Voters went to the polls Sunday for a House of Representatives by-election in Kagoshima Prefecture to fill the seat vacated by ruling party lawmaker Takeshi Tokuda, who resigned in February over election campaign allegations.

The six-horse race for the Kagoshima No. 2 constituency, the first national-level contest since the consumption tax was hiked April 1, revolves around two issues: "money and politics" in the wake of the Tokuda scandal and the impact of the tax hike on people's livelihoods.

The main front-runners are former Kagoshima Prefectural Assembly chief Masuo Kaneko, 67, of the ruling Liberal Democratic Party, and former Lower House member Akashi Uchikoshi, 56, of the Democratic Party of Japan.
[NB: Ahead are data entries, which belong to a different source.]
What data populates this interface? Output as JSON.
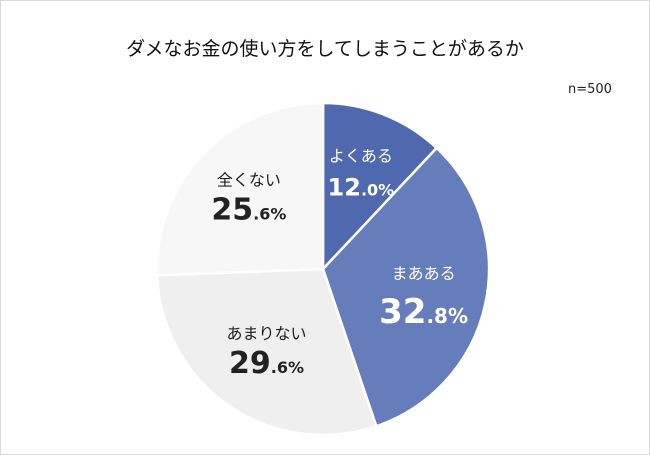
{
  "chart_data": {
    "type": "pie",
    "title": "ダメなお金の使い方をしてしまうことがあるか",
    "note": "n=500",
    "start": "top",
    "direction": "clockwise",
    "slices": [
      {
        "label": "よくある",
        "value": 12.0,
        "int": "12",
        "dec": ".0%",
        "color": "#5069ae",
        "text_color": "#ffffff"
      },
      {
        "label": "まあある",
        "value": 32.8,
        "int": "32",
        "dec": ".8%",
        "color": "#667dbb",
        "text_color": "#ffffff"
      },
      {
        "label": "あまりない",
        "value": 29.6,
        "int": "29",
        "dec": ".6%",
        "color": "#efefef",
        "text_color": "#222222"
      },
      {
        "label": "全くない",
        "value": 25.6,
        "int": "25",
        "dec": ".6%",
        "color": "#f7f7f7",
        "text_color": "#222222"
      }
    ]
  }
}
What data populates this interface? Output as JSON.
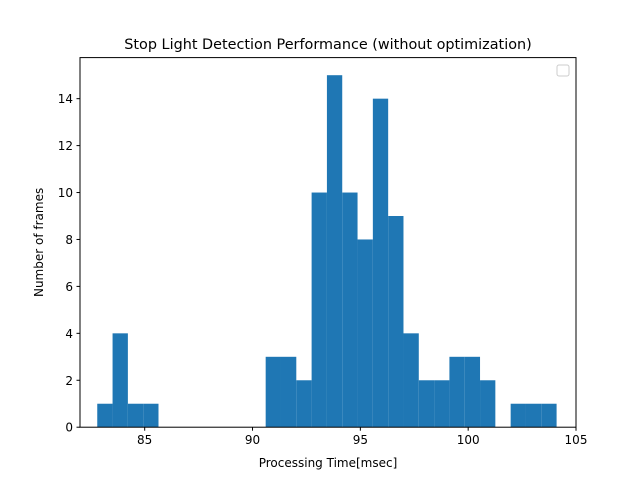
{
  "chart_data": {
    "type": "bar",
    "title": "Stop Light Detection Performance (without optimization)",
    "xlabel": "Processing Time[msec]",
    "ylabel": "Number of frames",
    "xlim": [
      82.0,
      105.0
    ],
    "ylim": [
      0,
      15.75
    ],
    "xticks": [
      85,
      90,
      95,
      100,
      105
    ],
    "yticks": [
      0,
      2,
      4,
      6,
      8,
      10,
      12,
      14
    ],
    "legend": "top-right (empty)",
    "grid": false,
    "color": "#1f77b4",
    "bin_edges": [
      82.8,
      83.51,
      84.22,
      84.93,
      85.64,
      86.35,
      87.06,
      87.77,
      88.48,
      89.19,
      89.9,
      90.61,
      91.32,
      92.03,
      92.74,
      93.45,
      94.16,
      94.87,
      95.58,
      96.29,
      97.0,
      97.71,
      98.42,
      99.13,
      99.84,
      100.55,
      101.26,
      101.97,
      102.68,
      103.39,
      104.1
    ],
    "values": [
      1,
      4,
      1,
      1,
      0,
      0,
      0,
      0,
      0,
      0,
      0,
      3,
      3,
      2,
      10,
      15,
      10,
      8,
      14,
      9,
      4,
      2,
      2,
      3,
      3,
      2,
      0,
      1,
      1,
      1
    ]
  }
}
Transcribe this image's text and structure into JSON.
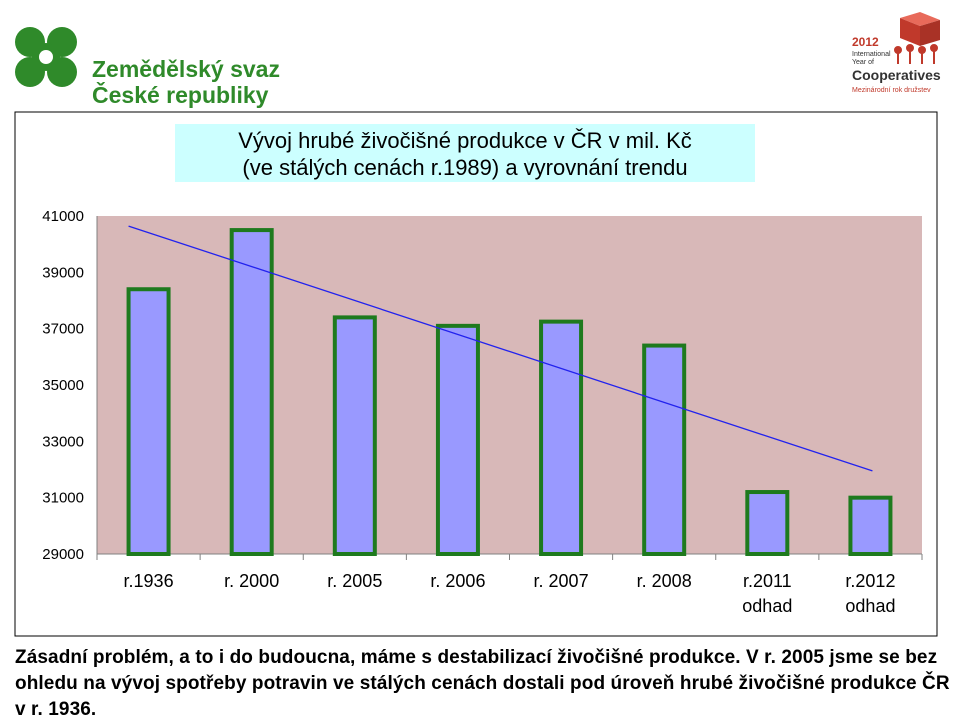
{
  "header": {
    "org_name_line1": "Zemědělský svaz",
    "org_name_line2": "České republiky",
    "coop_year": "2012",
    "coop_intl_line1": "International",
    "coop_intl_line2": "Year of",
    "coop_title": "Cooperatives",
    "coop_subtitle": "Mezinárodní rok družstev"
  },
  "chart_data": {
    "type": "bar",
    "title_line1": "Vývoj hrubé živočišné produkce v ČR v mil. Kč",
    "title_line2": "(ve stálých cenách r.1989) a vyrovnání trendu",
    "categories": [
      [
        "r.1936"
      ],
      [
        "r. 2000"
      ],
      [
        "r. 2005"
      ],
      [
        "r. 2006"
      ],
      [
        "r. 2007"
      ],
      [
        "r. 2008"
      ],
      [
        "r.2011",
        "odhad"
      ],
      [
        "r.2012",
        "odhad"
      ]
    ],
    "values": [
      38400,
      40500,
      37400,
      37100,
      37250,
      36400,
      31200,
      31000
    ],
    "trend": {
      "start": 40500,
      "end": 31950
    },
    "ylim": [
      29000,
      41000
    ],
    "yticks": [
      "41000",
      "39000",
      "37000",
      "35000",
      "33000",
      "31000",
      "29000"
    ],
    "colors": {
      "plot_bg": "#d8b8b8",
      "bar_fill": "#9999ff",
      "bar_edge": "#1e7a1e",
      "trend": "#2222ee",
      "title_bg": "#ccffff"
    },
    "grid": false
  },
  "note": "Zásadní problém, a to i do budoucna, máme s destabilizací živočišné produkce. V r. 2005 jsme se bez ohledu na vývoj spotřeby potravin ve stálých cenách dostali pod úroveň hrubé živočišné produkce ČR v r. 1936."
}
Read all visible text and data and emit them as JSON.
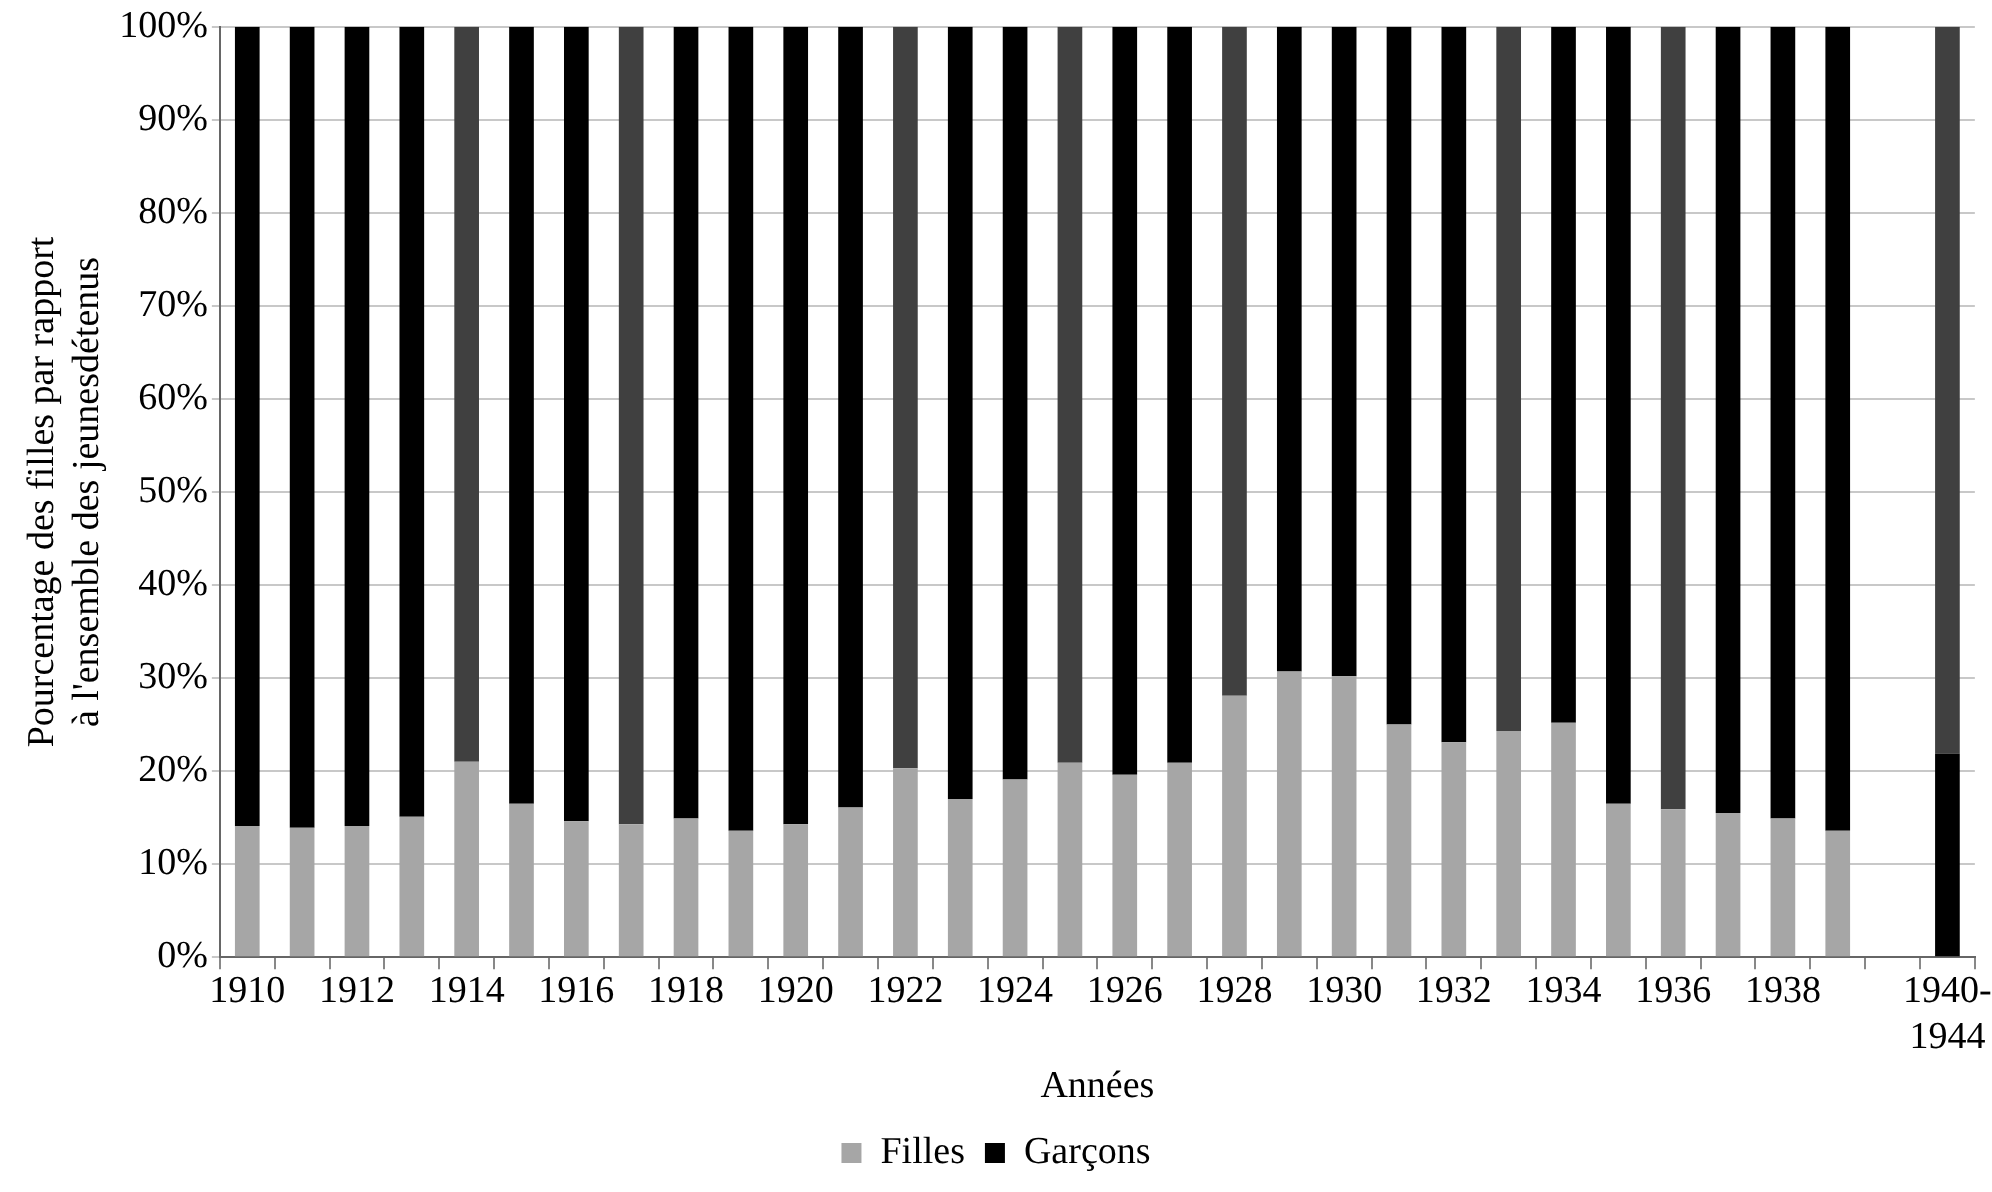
{
  "chart_data": {
    "type": "bar",
    "stacked": true,
    "xlabel": "Années",
    "ylabel": "Pourcentage des filles par rapport\nà l'ensemble des jeunesdétenus",
    "categories": [
      "1910",
      null,
      "1912",
      null,
      "1914",
      null,
      "1916",
      null,
      "1918",
      null,
      "1920",
      null,
      "1922",
      null,
      "1924",
      null,
      "1926",
      null,
      "1928",
      null,
      "1930",
      null,
      "1932",
      null,
      "1934",
      null,
      "1936",
      null,
      "1938",
      null,
      null,
      "1940-\n1944"
    ],
    "series": [
      {
        "name": "Filles",
        "color": "#a6a6a6",
        "colors": [
          "#a6a6a6",
          "#a6a6a6",
          "#a6a6a6",
          "#a6a6a6",
          "#a6a6a6",
          "#a6a6a6",
          "#a6a6a6",
          "#a6a6a6",
          "#a6a6a6",
          "#a6a6a6",
          "#a6a6a6",
          "#a6a6a6",
          "#a6a6a6",
          "#a6a6a6",
          "#a6a6a6",
          "#a6a6a6",
          "#a6a6a6",
          "#a6a6a6",
          "#a6a6a6",
          "#a6a6a6",
          "#a6a6a6",
          "#a6a6a6",
          "#a6a6a6",
          "#a6a6a6",
          "#a6a6a6",
          "#a6a6a6",
          "#a6a6a6",
          "#a6a6a6",
          "#a6a6a6",
          "#a6a6a6",
          "#a6a6a6",
          "#000000"
        ],
        "values": [
          14.1,
          13.9,
          14.1,
          15.1,
          21.0,
          16.5,
          14.6,
          14.3,
          14.9,
          13.6,
          14.3,
          16.1,
          20.3,
          17.0,
          19.1,
          20.9,
          19.6,
          20.9,
          28.1,
          30.7,
          30.2,
          25.0,
          23.1,
          24.3,
          25.2,
          16.5,
          15.9,
          15.5,
          14.9,
          13.6,
          0,
          21.9
        ]
      },
      {
        "name": "Garçons",
        "color": "#000000",
        "colors": [
          "#000000",
          "#000000",
          "#000000",
          "#000000",
          "#404040",
          "#000000",
          "#000000",
          "#404040",
          "#000000",
          "#000000",
          "#000000",
          "#000000",
          "#404040",
          "#000000",
          "#000000",
          "#404040",
          "#000000",
          "#000000",
          "#404040",
          "#000000",
          "#000000",
          "#000000",
          "#000000",
          "#404040",
          "#000000",
          "#000000",
          "#404040",
          "#000000",
          "#000000",
          "#000000",
          "#000000",
          "#404040"
        ],
        "values": [
          85.9,
          86.1,
          85.9,
          84.9,
          79.0,
          83.5,
          85.4,
          85.7,
          85.1,
          86.4,
          85.7,
          83.9,
          79.7,
          83.0,
          80.9,
          79.1,
          80.4,
          79.1,
          71.9,
          69.3,
          69.8,
          75.0,
          76.9,
          75.7,
          74.8,
          83.5,
          84.1,
          84.5,
          85.1,
          86.4,
          null,
          78.1
        ]
      }
    ],
    "ylim": [
      0,
      100
    ],
    "yticks": [
      {
        "value": 0,
        "label": "0%"
      },
      {
        "value": 10,
        "label": "10%"
      },
      {
        "value": 20,
        "label": "20%"
      },
      {
        "value": 30,
        "label": "30%"
      },
      {
        "value": 40,
        "label": "40%"
      },
      {
        "value": 50,
        "label": "50%"
      },
      {
        "value": 60,
        "label": "60%"
      },
      {
        "value": 70,
        "label": "70%"
      },
      {
        "value": 80,
        "label": "80%"
      },
      {
        "value": 90,
        "label": "90%"
      },
      {
        "value": 100,
        "label": "100%"
      }
    ],
    "grid": "y",
    "legend": "bottom"
  }
}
Kaneko is also being backed by the LDP's junior coalition partner, New Komeito, while Uchikoshi is being supported by three other opposition parties.

Kaneko has promised to stimulate the local economy with the help of "Abenomics," the unorthodox deflation-busting strategy of Prime Minister Shinzo Abe.

Uchikoshi is campaigning on a pledge to improve transparency and get to the bottom of the loan scandal that cost Tokuda his Lower House seat. Tokuda is accused of organizing an effort to illegally pay hundreds of staff at Tokushukai, the nation's largest hospital chain, started by his father, to work his campaign for the 2012 general election.